Now we’re ready to create the Javascript file for Node.js to execute. Use the following as a template:

var serialport = require('serialport'),
        plotly = require('plotly')('Plotly_UserName', 'Plotly_API'),
        token = 'Plotly_Token';
var portName = '/dev/tty.usbmodem1411';
var sp = new serialport.SerialPort(portName, {
    baudRate: 9600,
    dataBits: 8,
    parity: 'none',
    stopBits: 1,
    flowControl: false,
    parser: serialport.parsers.readline("\r\n")
});
    
// helper function to get a nicely formatted date string
function getDateString() {
    var time = new Date().getTime();
    // 32400000 is (GMT+9 Japan)
    // for your timezone just multiply +/-GMT by 36000000
    var datestr = new Date(time + 32400000).toISOString().replace(/T/, ' ').replace(/Z/, '');
    return datestr;
}
    
var initdata = [{x: [], y: [], stream: {token: token, maxpoints: 500}}];
var initlayout = {fileopt: "extend", filename: "ambient-fahrenheit-temperature-sensor"};
    
plotly.plot(initdata, initlayout, function (err, msg) {
    if (err)
        return console.log(err)
    
    console.log(msg);
    var stream = plotly.stream(token, function (err, res) {
        console.log(err, res);
    });
    
    sp.on('data', function (input) {
        if (isNaN(input) || input > 1023)
            return;
    
        var streamObject = JSON.stringify({x: getDateString(), y: input});
        console.log(streamObject);
        stream.write(streamObject + '\n');
    });
});

Make sure you change the portName value to match the serial port value from our “Arduino IDE” step.

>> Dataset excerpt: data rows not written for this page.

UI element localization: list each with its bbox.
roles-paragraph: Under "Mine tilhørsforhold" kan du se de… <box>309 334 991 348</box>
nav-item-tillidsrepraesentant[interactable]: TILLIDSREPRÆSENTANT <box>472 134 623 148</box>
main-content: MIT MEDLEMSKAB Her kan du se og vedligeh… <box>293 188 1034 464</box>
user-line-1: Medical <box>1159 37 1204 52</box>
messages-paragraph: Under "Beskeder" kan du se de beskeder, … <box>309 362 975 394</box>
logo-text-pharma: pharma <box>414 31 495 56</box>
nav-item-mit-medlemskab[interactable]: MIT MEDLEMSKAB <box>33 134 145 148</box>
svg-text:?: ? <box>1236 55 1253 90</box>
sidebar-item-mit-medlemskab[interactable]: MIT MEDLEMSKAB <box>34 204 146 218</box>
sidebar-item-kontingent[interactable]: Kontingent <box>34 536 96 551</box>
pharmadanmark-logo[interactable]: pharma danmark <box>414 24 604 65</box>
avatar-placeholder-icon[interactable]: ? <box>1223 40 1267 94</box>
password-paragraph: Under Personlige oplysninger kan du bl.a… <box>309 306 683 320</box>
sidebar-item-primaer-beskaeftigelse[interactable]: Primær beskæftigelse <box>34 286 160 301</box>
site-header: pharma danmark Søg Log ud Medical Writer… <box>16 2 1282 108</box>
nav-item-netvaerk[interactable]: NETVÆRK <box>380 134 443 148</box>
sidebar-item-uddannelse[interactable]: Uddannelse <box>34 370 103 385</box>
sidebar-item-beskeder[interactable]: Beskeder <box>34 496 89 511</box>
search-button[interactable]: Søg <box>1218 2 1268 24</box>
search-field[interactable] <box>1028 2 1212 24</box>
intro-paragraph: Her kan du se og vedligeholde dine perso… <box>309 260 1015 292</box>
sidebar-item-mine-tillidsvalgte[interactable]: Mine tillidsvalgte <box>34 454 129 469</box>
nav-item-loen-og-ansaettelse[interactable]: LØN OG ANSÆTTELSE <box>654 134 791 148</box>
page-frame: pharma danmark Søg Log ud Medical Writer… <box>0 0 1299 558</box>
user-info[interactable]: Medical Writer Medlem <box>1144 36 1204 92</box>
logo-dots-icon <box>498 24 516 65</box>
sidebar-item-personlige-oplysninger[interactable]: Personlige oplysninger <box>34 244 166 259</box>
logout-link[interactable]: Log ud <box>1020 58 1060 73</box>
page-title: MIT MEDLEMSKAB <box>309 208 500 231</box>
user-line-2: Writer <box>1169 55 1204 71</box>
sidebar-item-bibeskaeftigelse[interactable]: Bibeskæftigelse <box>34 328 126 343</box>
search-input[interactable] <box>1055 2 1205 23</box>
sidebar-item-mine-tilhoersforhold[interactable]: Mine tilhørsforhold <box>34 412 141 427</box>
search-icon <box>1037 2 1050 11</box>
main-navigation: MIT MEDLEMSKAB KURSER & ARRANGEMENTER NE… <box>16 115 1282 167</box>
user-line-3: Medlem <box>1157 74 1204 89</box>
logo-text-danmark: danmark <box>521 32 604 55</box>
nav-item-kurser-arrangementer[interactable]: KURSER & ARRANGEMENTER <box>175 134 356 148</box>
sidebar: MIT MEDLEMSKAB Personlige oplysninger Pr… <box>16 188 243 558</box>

Also, change the Plotly_UserName, Plotly_API, and Plotly_Token text to match the values from the Plotly account you opened.

Node Server

Make sure your Arduino board is plugged in, then start your Node.js server by issuing the following command:

node server.js

You should see information similar to the following:

{ streamstatus: 'All Streams Go!',
  url: 'https://plot.ly/~username/44',
  message: '',
  warning: '',
  filename: 'ambient-fahrenheit-temperature-sensor',
  error: '' }
{"x":"2015-08-16 08:55:57.418","y":"87.80"}
{"x":"2015-08-16 08:55:59.417","y":"86.00"}
{"x":"2015-08-16 08:56:01.415","y":"86.00"}
{"x":"2015-08-16 08:56:03.414","y":"86.00"}
{"x":"2015-08-16 08:56:05.413","y":"86.00"}

This indicates that the Node.js server is receiving data from the Arduino board and sending it to Plotly. The server will continue to log data until you press [Ctrl-C] to stop it.

Plotly View

While the Node.js server is running, open a web browser and log in to your Plotly account. Click the “Organize” link at the top of the screen, then click the “Open Plot” button on the “ambient-fahrenheit-temperature-sensor” project.

After the project opens, you should see a graph similar to this, updating in real-time:

Plotly projects are public by default, so you are now sharing your real-time temperature data with the world!

If you’re wondering about that high first value, I’ve noticed that the first one or two values tend to be anomalous. This may be related to the sketch being initialized, the initial board reset, or something else.

Summary

Using some inexpensive, low-powered hardware, we were able to provide some (somewhat) useful information on the web for public consumption.

Hopefully this will inspire you to create some IoT projects of your own. Good luck!